THE STAR FORMATION HISTORIES OF RED-SEQUENCE GALAXIES, MASS-TO-LIGHT RATIOS AND THE FUNDAMENTAL PLANE

This paper addresses the challenge of understanding the typical star formation histories of red-sequence galaxies, using linestrength indices and mass-to-light ratios as complementary constraints on their stellar age distribution. We first construct simple parametric models of the star formation history that bracket a range of scenarios, and fit these models to the linestrength indices of low-redshift cluster red-sequence galaxies. For giant galaxies, we confirm the downsizing trend, i.e., the stellar populations are younger, on average, for lower sigma galaxies. We find, however, that this trend flattens or reverses at sigma less than or similar to 70 km s(-1). We then compare predicted stellar mass-to-light ratios with dynamical mass-to-light ratios derived from the fundamental plane (FP), or by the SAURON group.

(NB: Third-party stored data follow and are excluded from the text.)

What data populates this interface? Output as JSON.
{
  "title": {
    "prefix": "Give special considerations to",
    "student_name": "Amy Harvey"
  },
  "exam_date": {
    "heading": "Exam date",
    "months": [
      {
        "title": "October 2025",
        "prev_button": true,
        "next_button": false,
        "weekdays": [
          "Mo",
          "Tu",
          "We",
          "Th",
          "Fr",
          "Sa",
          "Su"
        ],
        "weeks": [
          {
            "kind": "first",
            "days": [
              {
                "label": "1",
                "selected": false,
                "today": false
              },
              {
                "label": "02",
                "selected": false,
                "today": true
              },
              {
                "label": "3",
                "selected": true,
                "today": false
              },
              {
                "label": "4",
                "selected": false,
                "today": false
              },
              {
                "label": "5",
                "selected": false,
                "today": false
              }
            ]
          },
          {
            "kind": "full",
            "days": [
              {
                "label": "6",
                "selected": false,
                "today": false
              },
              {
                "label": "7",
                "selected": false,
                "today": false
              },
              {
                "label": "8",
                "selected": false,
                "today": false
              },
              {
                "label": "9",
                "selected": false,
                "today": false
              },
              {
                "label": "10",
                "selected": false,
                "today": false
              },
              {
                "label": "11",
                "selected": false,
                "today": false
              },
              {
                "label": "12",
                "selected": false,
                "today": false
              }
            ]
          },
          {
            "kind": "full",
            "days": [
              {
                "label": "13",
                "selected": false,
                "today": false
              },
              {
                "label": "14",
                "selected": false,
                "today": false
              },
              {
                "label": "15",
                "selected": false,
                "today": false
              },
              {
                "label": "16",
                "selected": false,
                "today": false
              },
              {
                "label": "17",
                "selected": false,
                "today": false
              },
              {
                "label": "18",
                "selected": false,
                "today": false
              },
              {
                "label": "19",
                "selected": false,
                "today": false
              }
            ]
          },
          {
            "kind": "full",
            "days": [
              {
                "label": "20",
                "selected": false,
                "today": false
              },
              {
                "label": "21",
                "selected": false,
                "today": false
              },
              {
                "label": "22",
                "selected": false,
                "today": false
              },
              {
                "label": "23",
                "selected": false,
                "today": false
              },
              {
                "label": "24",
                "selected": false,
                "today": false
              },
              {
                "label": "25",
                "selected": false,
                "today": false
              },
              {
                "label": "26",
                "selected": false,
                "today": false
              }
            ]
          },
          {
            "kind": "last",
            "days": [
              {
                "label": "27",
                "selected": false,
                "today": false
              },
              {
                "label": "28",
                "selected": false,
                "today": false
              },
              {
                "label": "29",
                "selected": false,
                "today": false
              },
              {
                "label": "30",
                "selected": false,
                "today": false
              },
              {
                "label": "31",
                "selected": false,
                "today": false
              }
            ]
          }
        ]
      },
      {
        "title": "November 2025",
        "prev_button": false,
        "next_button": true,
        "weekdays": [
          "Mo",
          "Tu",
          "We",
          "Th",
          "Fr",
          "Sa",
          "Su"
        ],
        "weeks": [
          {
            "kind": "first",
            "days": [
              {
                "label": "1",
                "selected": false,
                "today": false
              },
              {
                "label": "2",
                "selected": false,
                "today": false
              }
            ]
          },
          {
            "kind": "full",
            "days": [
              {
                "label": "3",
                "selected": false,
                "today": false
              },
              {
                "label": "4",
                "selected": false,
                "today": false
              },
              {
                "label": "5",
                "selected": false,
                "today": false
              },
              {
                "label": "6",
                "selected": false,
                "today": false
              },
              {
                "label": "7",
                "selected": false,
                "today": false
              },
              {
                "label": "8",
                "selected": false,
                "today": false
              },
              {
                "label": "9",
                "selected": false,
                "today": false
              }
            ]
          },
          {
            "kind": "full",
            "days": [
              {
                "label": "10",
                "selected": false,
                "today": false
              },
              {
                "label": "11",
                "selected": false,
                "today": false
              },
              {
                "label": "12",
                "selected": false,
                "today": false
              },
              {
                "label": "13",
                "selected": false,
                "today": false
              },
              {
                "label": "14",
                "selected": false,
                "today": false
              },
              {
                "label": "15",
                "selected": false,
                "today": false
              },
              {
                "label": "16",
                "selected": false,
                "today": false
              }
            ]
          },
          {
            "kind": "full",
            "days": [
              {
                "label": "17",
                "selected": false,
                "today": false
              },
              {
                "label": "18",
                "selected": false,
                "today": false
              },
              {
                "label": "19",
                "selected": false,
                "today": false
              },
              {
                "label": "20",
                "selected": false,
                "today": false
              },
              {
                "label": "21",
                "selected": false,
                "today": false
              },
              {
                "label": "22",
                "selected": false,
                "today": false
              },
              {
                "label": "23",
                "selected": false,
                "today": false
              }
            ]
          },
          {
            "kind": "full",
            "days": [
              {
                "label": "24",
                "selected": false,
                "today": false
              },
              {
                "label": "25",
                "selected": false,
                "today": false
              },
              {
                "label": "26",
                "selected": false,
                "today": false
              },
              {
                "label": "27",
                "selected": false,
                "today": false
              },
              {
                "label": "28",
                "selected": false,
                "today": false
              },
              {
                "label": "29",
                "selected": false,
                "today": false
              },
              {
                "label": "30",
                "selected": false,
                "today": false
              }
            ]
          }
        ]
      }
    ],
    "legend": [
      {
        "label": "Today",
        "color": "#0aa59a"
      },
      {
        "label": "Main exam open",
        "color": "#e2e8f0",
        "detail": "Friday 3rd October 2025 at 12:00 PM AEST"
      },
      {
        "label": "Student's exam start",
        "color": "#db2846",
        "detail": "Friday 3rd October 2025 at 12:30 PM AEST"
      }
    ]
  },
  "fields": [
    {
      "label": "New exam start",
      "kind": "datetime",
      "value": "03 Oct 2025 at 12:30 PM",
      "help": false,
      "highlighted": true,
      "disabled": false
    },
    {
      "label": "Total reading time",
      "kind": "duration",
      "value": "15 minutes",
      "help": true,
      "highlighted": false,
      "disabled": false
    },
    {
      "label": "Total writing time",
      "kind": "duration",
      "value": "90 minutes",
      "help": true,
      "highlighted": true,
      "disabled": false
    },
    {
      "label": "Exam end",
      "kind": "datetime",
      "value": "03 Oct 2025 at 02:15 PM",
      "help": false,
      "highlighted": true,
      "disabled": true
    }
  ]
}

For galaxies with sigma less than or similar to 70 km s(-1), models with a late frosting of young stars and models with exponential star formation histories have stellar mass-to-light ratios that are larger than observed dynamical mass-to-light ratios by factors of 1.7 and 1.4, respectively, and so are rejected. The single stellar population (SSP) model is consistent with the FP, and requires a modest amount of dark matter (between 20% and 30%) to account for the difference between stellar and dynamical mass-to-light ratios. A model in which star formation was quenched at intermediate ages is also consistent with the observations, although in this case less dark matter is required for low mass galaxies. We also find that the contribution of stellar populations to the tilt of the fundamental plane is highly dependent on the assumed star formation history: for the SSP model, the tilt of the FP is driven primarily by stellar-population effects. For a quenched model, two-thirds of the tilt is due to stellar populations and only one-third is due to dark matter or non-homology.